Il regista Hajime Hashimoto vanta una carriera brillante nel campo delle serie televisive avendo firmato alcuni grandi successi nazionali come Doctor Car ed una buona parte delle 362 puntate della serie poliziesca culto Aibô. Hashimoto è anche noto per avere affrontato molti generi cinematografici diversi fra loro nella sua carriera da regista spaziando dal fantastico alla crime story, sfiorando anche il sottogenere erotico del pink heiga e raggiungendo una certa popolarità all’estero per il suo Sakura Hime – Princess Sakura che ha ottenuto un certo consenso nel mondo otaku occidentale anche grazie alla presenza della magnetica Kyoko Hinami della serie culto Forrest of love. Risulta quindi un pò atipico vedere un regista di genere impegnarsi in un film che affronta una figura in apparenza più vicina al cinema d’autore o al cinema blasonato da Oscar, ben lontani quindi dal talento da B-movie tipico di Hashimoto. Il film è una produzione piuttosto imponente che si avvale di capi reparto di alto livello ed un cast molto intrigante per il mercato giapponese.
Nella parte dell’illuminato editore tipografico che lanciò le opere di Hokusai troviamo infatti il divo Hiroshi Abe,, apprezzato in occidente per Ritratto di famiglia con tempesta e i due film live action di Thermae Romae, ed in quello dell’artista erotico che più ispirò Hokusai il capace Hiroshi Tamaki a cui spetta il ruolo del carismatico Utamaro Kitagawa che fu fortunato protagonista di due cult movie giapponesi del passato come Utamaro e le sue cinque mogli (1946) del maestro Mizoguchi Kenji e Il mondo di Utamaro (1977) blockbuster internazionale degli anni 70′ diretto da Akio Jissôji.
Il ruolo del ribelle Hokusai è invece assegnato a due attori diversi: per il giovane ed impulsivo Hokusai il regista ha optato per Yûya Yagira, scoperto in occidente grazie al meraviglioso Nessuno lo sa del grande regista contemporaneo Hirokazu Kore’eda.

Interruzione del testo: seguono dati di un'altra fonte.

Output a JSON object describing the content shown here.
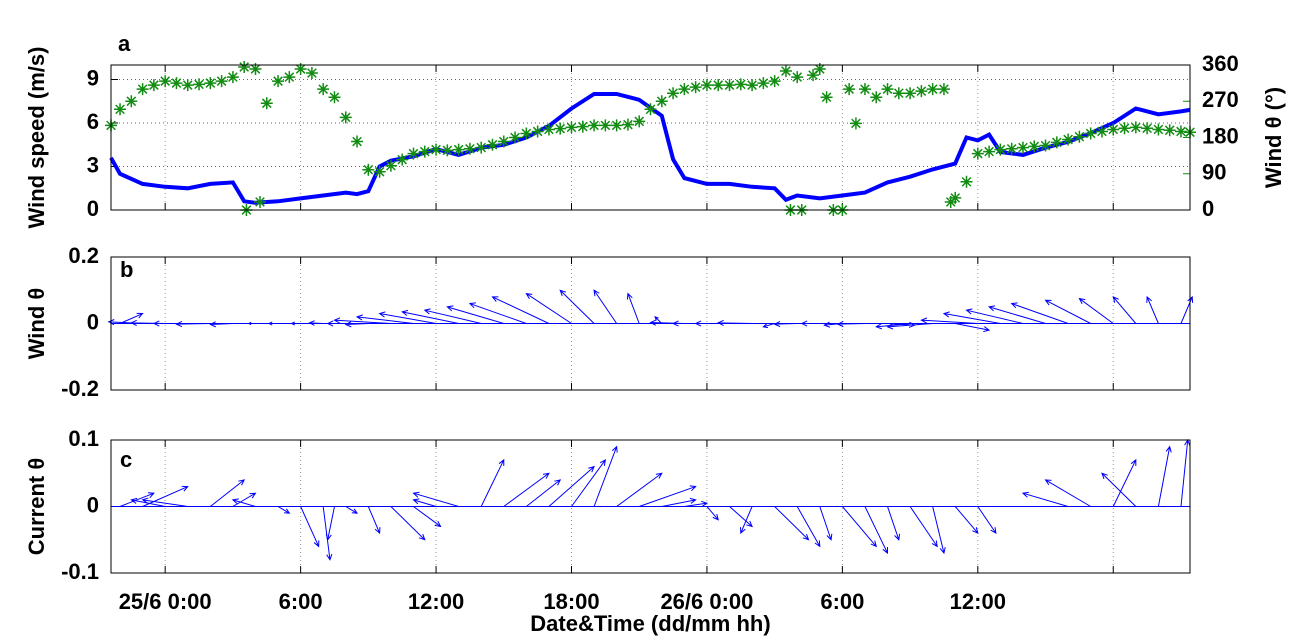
{
  "chart_data": [
    {
      "type": "line",
      "title": "a",
      "ylabel": "Wind speed (m/s)",
      "y2label": "Wind θ (°)",
      "xlim": [
        -2.4,
        45.4
      ],
      "ylim": [
        0,
        10
      ],
      "yticks": [
        0,
        3,
        6,
        9
      ],
      "y2lim": [
        0,
        360
      ],
      "y2ticks": [
        0,
        90,
        180,
        270,
        360
      ],
      "grid": true,
      "series": [
        {
          "style": "line",
          "color": "#0000ff",
          "axis": "y",
          "x": [
            -2.4,
            -2,
            -1,
            0,
            1,
            2,
            3,
            3.5,
            4,
            5,
            6,
            7,
            8,
            8.5,
            9,
            9.5,
            10,
            11,
            12,
            13,
            14,
            15,
            16,
            17,
            18,
            19,
            20,
            21,
            22,
            22.5,
            23,
            24,
            25,
            26,
            27,
            27.5,
            28,
            29,
            30,
            31,
            32,
            33,
            34,
            35,
            35.5,
            36,
            36.5,
            37,
            38,
            39,
            40,
            41,
            42,
            43,
            44,
            45,
            45.4
          ],
          "values": [
            3.6,
            2.5,
            1.8,
            1.6,
            1.5,
            1.8,
            1.9,
            0.6,
            0.5,
            0.6,
            0.8,
            1.0,
            1.2,
            1.1,
            1.3,
            3.0,
            3.4,
            3.7,
            4.2,
            3.8,
            4.3,
            4.5,
            5.0,
            5.8,
            7.0,
            8.0,
            8.0,
            7.6,
            6.5,
            3.5,
            2.2,
            1.8,
            1.8,
            1.6,
            1.5,
            0.7,
            1.0,
            0.8,
            1.0,
            1.2,
            1.9,
            2.3,
            2.8,
            3.2,
            5.0,
            4.8,
            5.2,
            4.0,
            3.8,
            4.3,
            4.7,
            5.3,
            6.0,
            7.0,
            6.6,
            6.8,
            6.9
          ]
        },
        {
          "style": "asterisk",
          "color": "#128c12",
          "axis": "y2",
          "x": [
            -2.4,
            -2,
            -1.5,
            -1,
            -0.5,
            0,
            0.5,
            1,
            1.5,
            2,
            2.5,
            3,
            3.5,
            3.6,
            4,
            4.2,
            4.5,
            5,
            5.5,
            6,
            6.5,
            7,
            7.5,
            8,
            8.5,
            9,
            9.5,
            10,
            10.5,
            11,
            11.5,
            12,
            12.5,
            13,
            13.5,
            14,
            14.5,
            15,
            15.5,
            16,
            16.5,
            17,
            17.5,
            18,
            18.5,
            19,
            19.5,
            20,
            20.5,
            21,
            21.5,
            22,
            22.5,
            23,
            23.5,
            24,
            24.5,
            25,
            25.5,
            26,
            26.5,
            27,
            27.5,
            27.7,
            28,
            28.2,
            28.7,
            29,
            29.3,
            29.6,
            30,
            30.3,
            30.6,
            31,
            31.5,
            32,
            32.5,
            33,
            33.5,
            34,
            34.5,
            34.8,
            35,
            35.5,
            36,
            36.5,
            37,
            37.5,
            38,
            38.5,
            39,
            39.5,
            40,
            40.5,
            41,
            41.5,
            42,
            42.5,
            43,
            43.5,
            44,
            44.5,
            45,
            45.4
          ],
          "values": [
            210,
            250,
            270,
            300,
            310,
            320,
            315,
            310,
            312,
            315,
            320,
            330,
            355,
            0,
            350,
            20,
            265,
            320,
            330,
            350,
            340,
            300,
            280,
            230,
            170,
            100,
            95,
            110,
            125,
            140,
            145,
            150,
            148,
            150,
            152,
            155,
            162,
            170,
            180,
            190,
            195,
            200,
            202,
            205,
            207,
            210,
            210,
            210,
            212,
            220,
            250,
            270,
            290,
            300,
            305,
            310,
            310,
            310,
            312,
            310,
            315,
            320,
            345,
            0,
            330,
            0,
            335,
            350,
            280,
            0,
            0,
            300,
            215,
            300,
            280,
            300,
            290,
            290,
            295,
            300,
            300,
            20,
            30,
            70,
            140,
            145,
            150,
            152,
            155,
            158,
            160,
            168,
            175,
            182,
            190,
            195,
            200,
            203,
            205,
            203,
            200,
            198,
            195,
            193
          ]
        }
      ]
    },
    {
      "type": "quiver",
      "title": "b",
      "ylabel": "Wind θ",
      "color": "#0000ff",
      "xlim": [
        -2.4,
        45.4
      ],
      "ylim": [
        -0.2,
        0.2
      ],
      "yticks": [
        -0.2,
        0,
        0.2
      ],
      "grid": true,
      "x": [
        -2,
        -1,
        0,
        1,
        2,
        3,
        4,
        5,
        6,
        7,
        8,
        9,
        10,
        11,
        12,
        13,
        14,
        15,
        16,
        17,
        18,
        19,
        20,
        21,
        22,
        23,
        24,
        25,
        26,
        27,
        28,
        29,
        30,
        31,
        32,
        33,
        34,
        35,
        36,
        37,
        38,
        39,
        40,
        41,
        42,
        43,
        44,
        45
      ],
      "u": [
        1.0,
        -1.5,
        -1.5,
        -1.5,
        -1.5,
        -1,
        -0.3,
        -0.4,
        -0.4,
        -0.6,
        -0.8,
        -1.0,
        -2.5,
        -2.5,
        -2.5,
        -2.5,
        -2.5,
        -2.5,
        -2.5,
        -2.5,
        -2.0,
        -1.5,
        -1.0,
        -0.5,
        -0.3,
        -1.5,
        -1.5,
        -1.5,
        -1.5,
        -0.5,
        -1,
        -0.8,
        -0.8,
        -1.2,
        1.2,
        -1.5,
        -2,
        1.5,
        -2.5,
        -2.5,
        -2.5,
        -2.5,
        -2.5,
        -2,
        -1.5,
        -1,
        -0.5,
        0.5
      ],
      "v": [
        0.03,
        0.005,
        0.002,
        0,
        -0.002,
        -0.003,
        0,
        0,
        0,
        0.002,
        0,
        -0.003,
        0.01,
        0.02,
        0.03,
        0.035,
        0.04,
        0.05,
        0.06,
        0.08,
        0.09,
        0.1,
        0.1,
        0.09,
        0.02,
        0.003,
        0,
        0,
        0.002,
        -0.01,
        -0.002,
        0,
        -0.005,
        -0.002,
        -0.005,
        -0.01,
        -0.01,
        -0.02,
        0.01,
        0.03,
        0.04,
        0.05,
        0.06,
        0.07,
        0.075,
        0.08,
        0.08,
        0.08
      ]
    },
    {
      "type": "quiver",
      "title": "c",
      "ylabel": "Current θ",
      "xlabel": "Date&Time (dd/mm hh)",
      "color": "#0000ff",
      "xlim": [
        -2.4,
        45.4
      ],
      "ylim": [
        -0.1,
        0.1
      ],
      "yticks": [
        -0.1,
        0,
        0.1
      ],
      "grid": true,
      "xticks": [
        {
          "value": 0,
          "label": "25/6 0:00"
        },
        {
          "value": 6,
          "label": "6:00"
        },
        {
          "value": 12,
          "label": "12:00"
        },
        {
          "value": 18,
          "label": "18:00"
        },
        {
          "value": 24,
          "label": "26/6 0:00"
        },
        {
          "value": 30,
          "label": "6:00"
        },
        {
          "value": 36,
          "label": "12:00"
        },
        {
          "value": 42,
          "label": ""
        }
      ],
      "x": [
        -2,
        -1,
        0,
        1,
        2,
        3,
        4,
        5,
        6,
        7,
        7.5,
        8,
        9,
        10,
        11,
        12,
        13,
        14,
        15,
        16,
        17,
        18,
        19,
        20,
        21,
        22,
        23,
        24,
        25,
        26,
        27,
        28,
        29,
        30,
        31,
        32,
        33,
        34,
        35,
        36,
        37,
        38,
        39,
        40,
        41,
        42,
        43,
        44,
        45
      ],
      "u": [
        1.5,
        2,
        -1.5,
        -2,
        1.5,
        1,
        -1,
        0.5,
        0.8,
        0.3,
        -0.3,
        0.5,
        0.5,
        1.5,
        1.2,
        -1,
        -2,
        1,
        2,
        1.5,
        2,
        1.5,
        1,
        2,
        2.5,
        1.5,
        1,
        0.5,
        1,
        -0.5,
        1.5,
        1,
        0.5,
        1.5,
        1,
        0.5,
        1.2,
        0.5,
        1,
        0.8,
        0,
        0,
        0,
        -2,
        -2,
        1,
        -1.5,
        0.5,
        0.3
      ],
      "v": [
        0.02,
        0.03,
        0.01,
        0.01,
        0.04,
        0.02,
        0.01,
        -0.01,
        -0.06,
        -0.08,
        -0.05,
        -0.01,
        -0.04,
        -0.05,
        -0.03,
        0.01,
        0.02,
        0.07,
        0.05,
        0.04,
        0.06,
        0.07,
        0.09,
        0.05,
        0.03,
        0.01,
        0.005,
        -0.02,
        -0.03,
        -0.04,
        -0.05,
        -0.06,
        -0.05,
        -0.06,
        -0.07,
        -0.05,
        -0.06,
        -0.07,
        -0.04,
        -0.04,
        0,
        0,
        0,
        0.02,
        0.04,
        0.07,
        0.05,
        0.09,
        0.1
      ]
    }
  ]
}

Per il maturo Hokusai è invece stato scelto da Hashimoto il grande attore giapponese Tanaka Min, attivo dal 1966 come danzatore sperimentale e noto in occidente per le sue apparizione in Testuo II – Body Hammer, Il crepuscolo del samurai e 47 Ronin.

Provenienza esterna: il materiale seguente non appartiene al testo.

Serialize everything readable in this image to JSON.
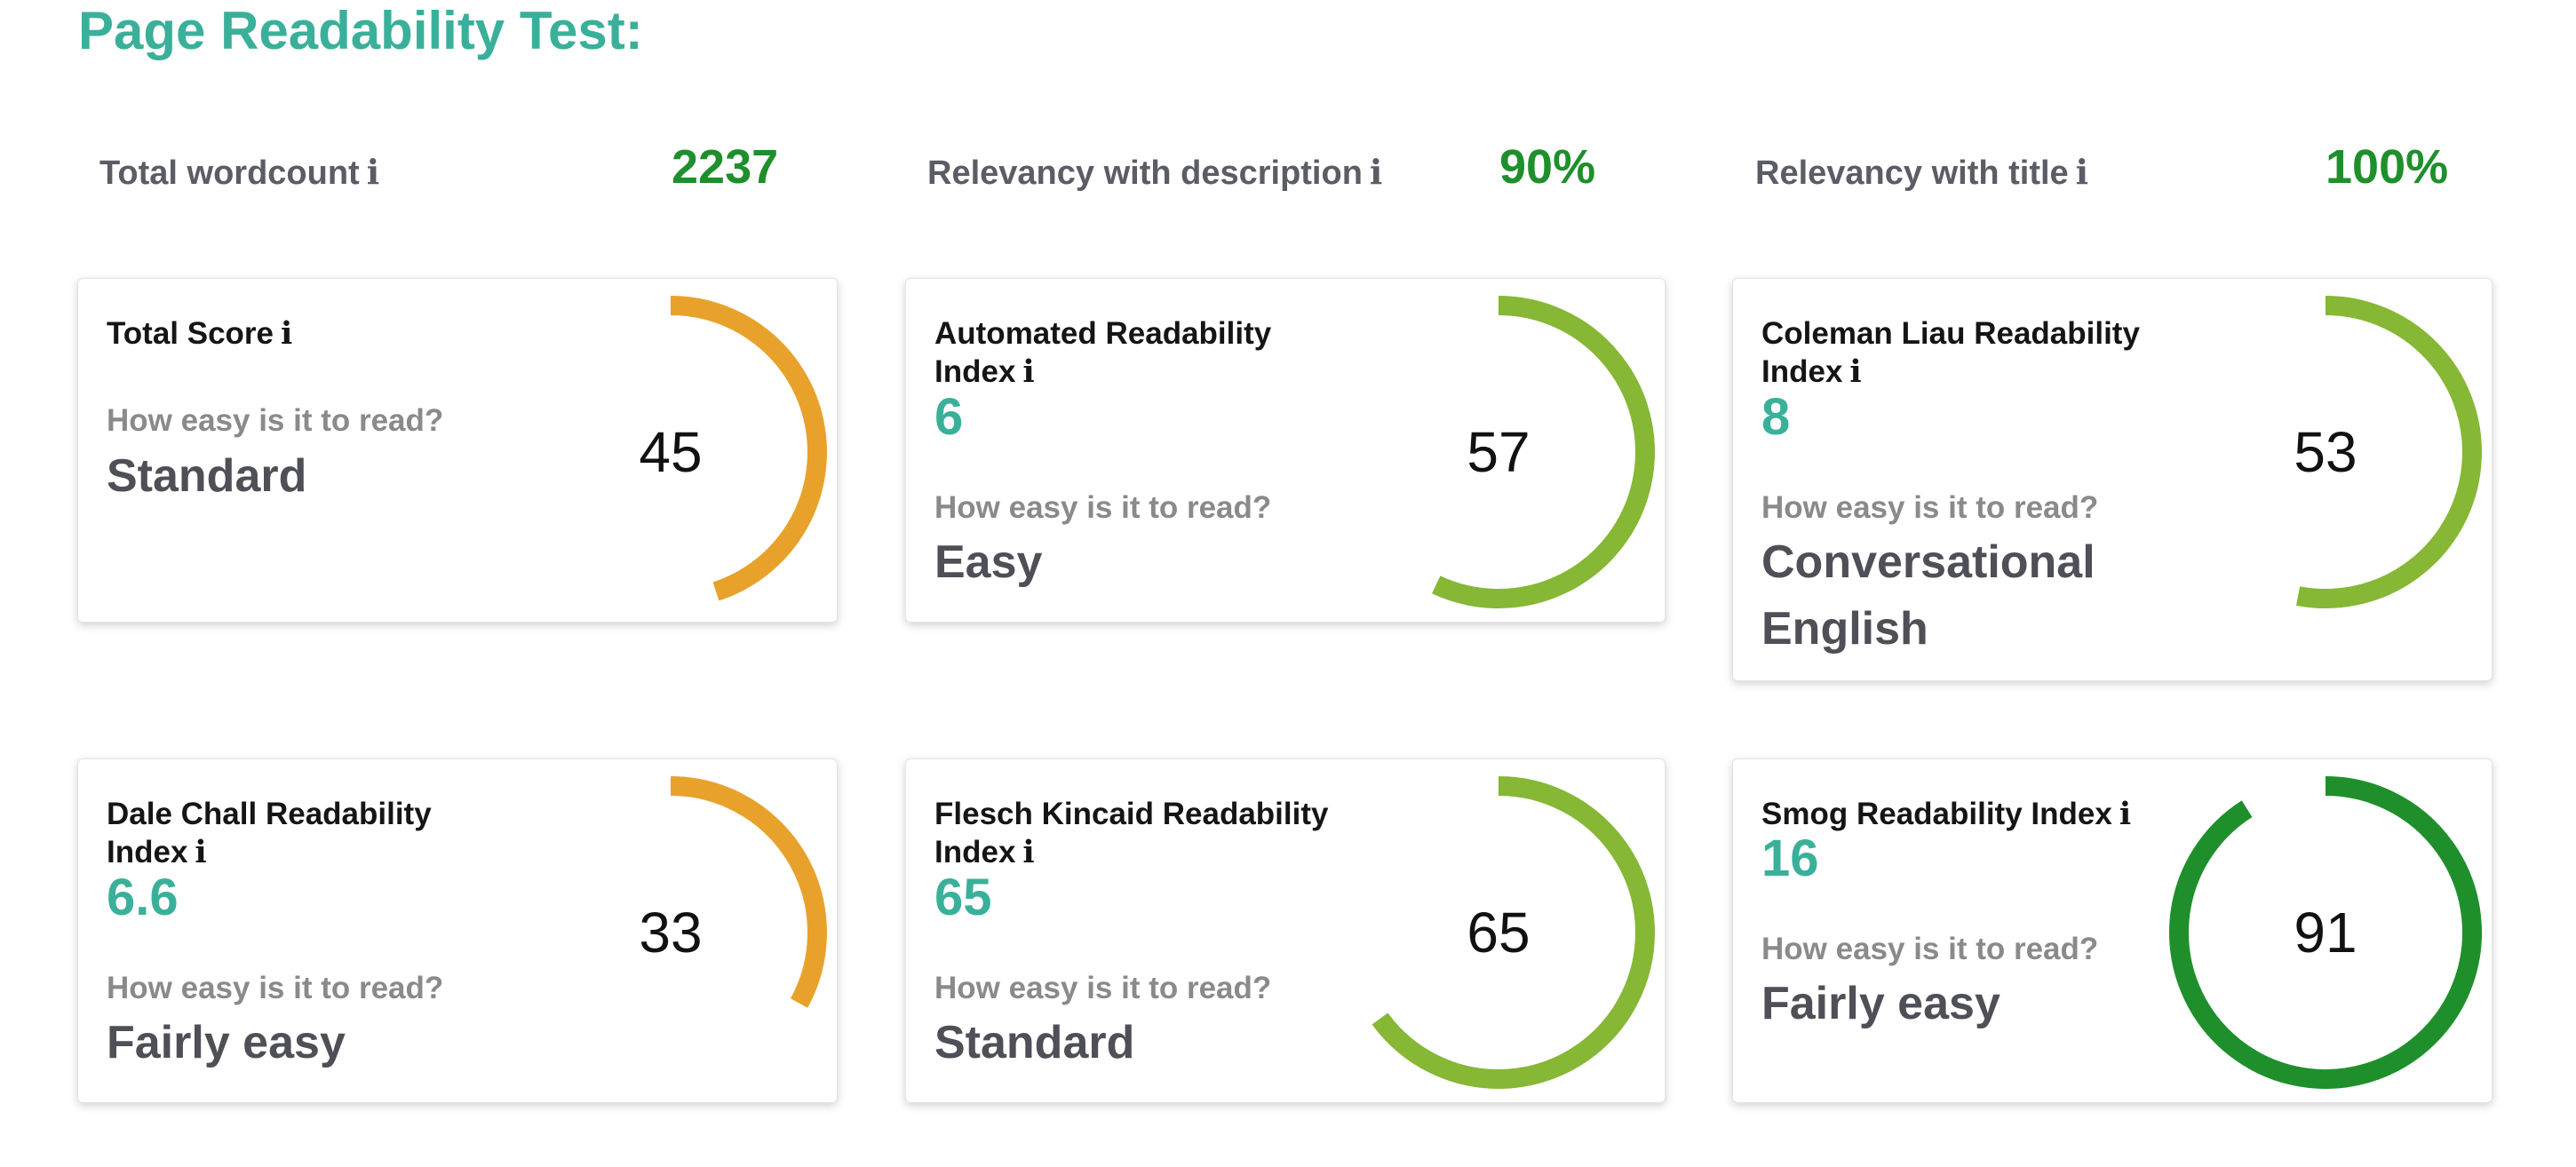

La recitazione di Yagira mostra un Hokusai tormentato, insicuro, ambizioso ed in eterno conflitto interiore alla ricerca di una sua identità di artista ed in lotta con le convenzioni e gli obblighi della società in cui vive. Tanaka offre invece un Hokusai maturo, poliedrico, carismatico e combattivo, che recita con il corpo come con la voce costruendo il suo personaggio attraverso le tensioni muscolari e le azioni improvvise o rallentate, mostrandoci un pittore in conflitto con la materia così come con la morale del suo tempo.

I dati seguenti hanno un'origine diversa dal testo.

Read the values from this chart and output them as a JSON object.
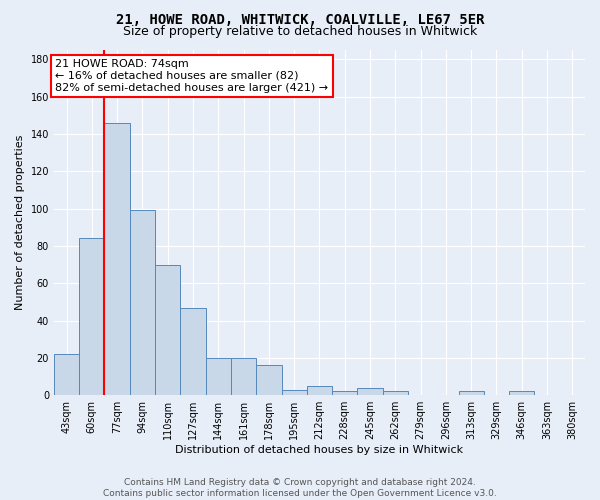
{
  "title": "21, HOWE ROAD, WHITWICK, COALVILLE, LE67 5ER",
  "subtitle": "Size of property relative to detached houses in Whitwick",
  "xlabel": "Distribution of detached houses by size in Whitwick",
  "ylabel": "Number of detached properties",
  "bin_labels": [
    "43sqm",
    "60sqm",
    "77sqm",
    "94sqm",
    "110sqm",
    "127sqm",
    "144sqm",
    "161sqm",
    "178sqm",
    "195sqm",
    "212sqm",
    "228sqm",
    "245sqm",
    "262sqm",
    "279sqm",
    "296sqm",
    "313sqm",
    "329sqm",
    "346sqm",
    "363sqm",
    "380sqm"
  ],
  "bar_heights": [
    22,
    84,
    146,
    99,
    70,
    47,
    20,
    20,
    16,
    3,
    5,
    2,
    4,
    2,
    0,
    0,
    2,
    0,
    2,
    0,
    0
  ],
  "bar_color": "#c8d8e8",
  "bar_edge_color": "#5588bb",
  "red_line_bar_index": 2,
  "annotation_text": "21 HOWE ROAD: 74sqm\n← 16% of detached houses are smaller (82)\n82% of semi-detached houses are larger (421) →",
  "annotation_box_color": "white",
  "annotation_box_edge_color": "red",
  "red_line_color": "red",
  "ylim": [
    0,
    185
  ],
  "yticks": [
    0,
    20,
    40,
    60,
    80,
    100,
    120,
    140,
    160,
    180
  ],
  "footer_text": "Contains HM Land Registry data © Crown copyright and database right 2024.\nContains public sector information licensed under the Open Government Licence v3.0.",
  "background_color": "#e8eef8",
  "plot_bg_color": "#e8eef8",
  "title_fontsize": 10,
  "subtitle_fontsize": 9,
  "axis_label_fontsize": 8,
  "tick_fontsize": 7,
  "annotation_fontsize": 8,
  "footer_fontsize": 6.5,
  "grid_color": "white",
  "bar_linewidth": 0.7
}
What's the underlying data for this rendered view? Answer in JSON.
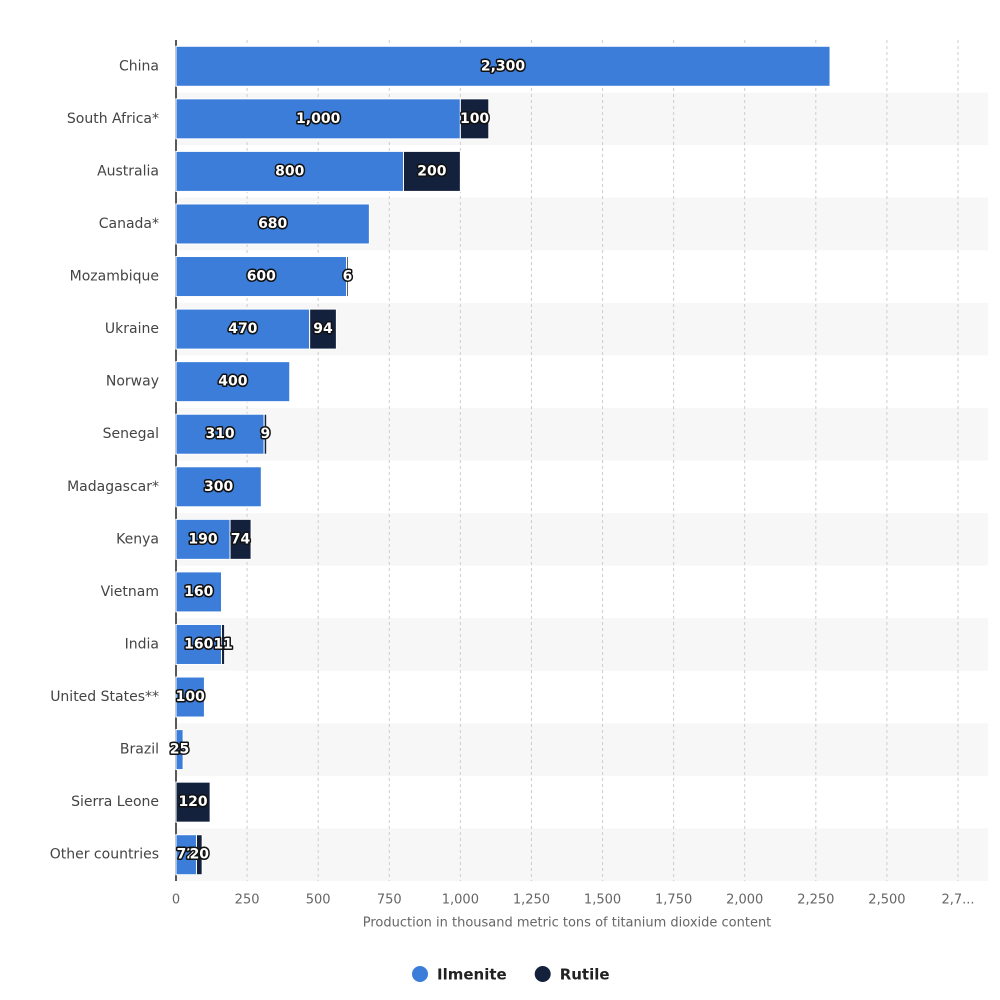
{
  "chart_data": {
    "type": "stacked-bar-horizontal",
    "xlabel": "Production in thousand metric tons of titanium dioxide content",
    "categories": [
      "China",
      "South Africa*",
      "Australia",
      "Canada*",
      "Mozambique",
      "Ukraine",
      "Norway",
      "Senegal",
      "Madagascar*",
      "Kenya",
      "Vietnam",
      "India",
      "United States**",
      "Brazil",
      "Sierra Leone",
      "Other countries"
    ],
    "series": [
      {
        "name": "Ilmenite",
        "color": "#3b7dd8",
        "values": [
          2300,
          1000,
          800,
          680,
          600,
          470,
          400,
          310,
          300,
          190,
          160,
          160,
          100,
          25,
          null,
          72
        ],
        "value_labels": [
          "2,300",
          "1,000",
          "800",
          "680",
          "600",
          "470",
          "400",
          "310",
          "300",
          "190",
          "160",
          "160",
          "100",
          "25",
          null,
          "72"
        ]
      },
      {
        "name": "Rutile",
        "color": "#14213d",
        "values": [
          null,
          100,
          200,
          null,
          6,
          94,
          null,
          9,
          null,
          74,
          null,
          11,
          null,
          null,
          120,
          20
        ],
        "value_labels": [
          null,
          "100",
          "200",
          null,
          "6",
          "94",
          null,
          "9",
          null,
          "74",
          null,
          "11",
          null,
          null,
          "120",
          "20"
        ]
      }
    ],
    "xlim": [
      0,
      2750
    ],
    "xticks": [
      0,
      250,
      500,
      750,
      {
        "value": 1000,
        "label": "1,000"
      },
      {
        "value": 1250,
        "label": "1,250"
      },
      {
        "value": 1500,
        "label": "1,500"
      },
      {
        "value": 1750,
        "label": "1,750"
      },
      {
        "value": 2000,
        "label": "2,000"
      },
      {
        "value": 2250,
        "label": "2,250"
      },
      {
        "value": 2500,
        "label": "2,500"
      },
      {
        "value": 2750,
        "label": "2,7..."
      }
    ],
    "grid": true,
    "legend": "bottom"
  }
}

Il film ricostruisce piuttosto bene alcuni momenti salienti della vita dell’artista e li contestualizza con molta attenzione nel complesso spaccato storico e sociale dell’epoca, aiutando lo spettatore a carpire l’essenza di un Giappone lontano e suggestivo ma difficilmente decodificabile perfino per uno spettaore del sol levante di oggi. Sebbene il film abbia una natura da mainstream ed un taglio comprensibile e gradevole al pubblico occidentale, alcune scelte registiche di Hashimoto, primi fra tutti i movimenti di camera che in alcuni casi sono davvero acrobatici, potrebbero tuttavi risultare un pò eccessivi e difficili da contestualizzare con l’artista narrato e l’ambiente in cui si svolge la storia.
Il film è stato presentato alla 19esima edizione dell’Asian Film Festival di Roma.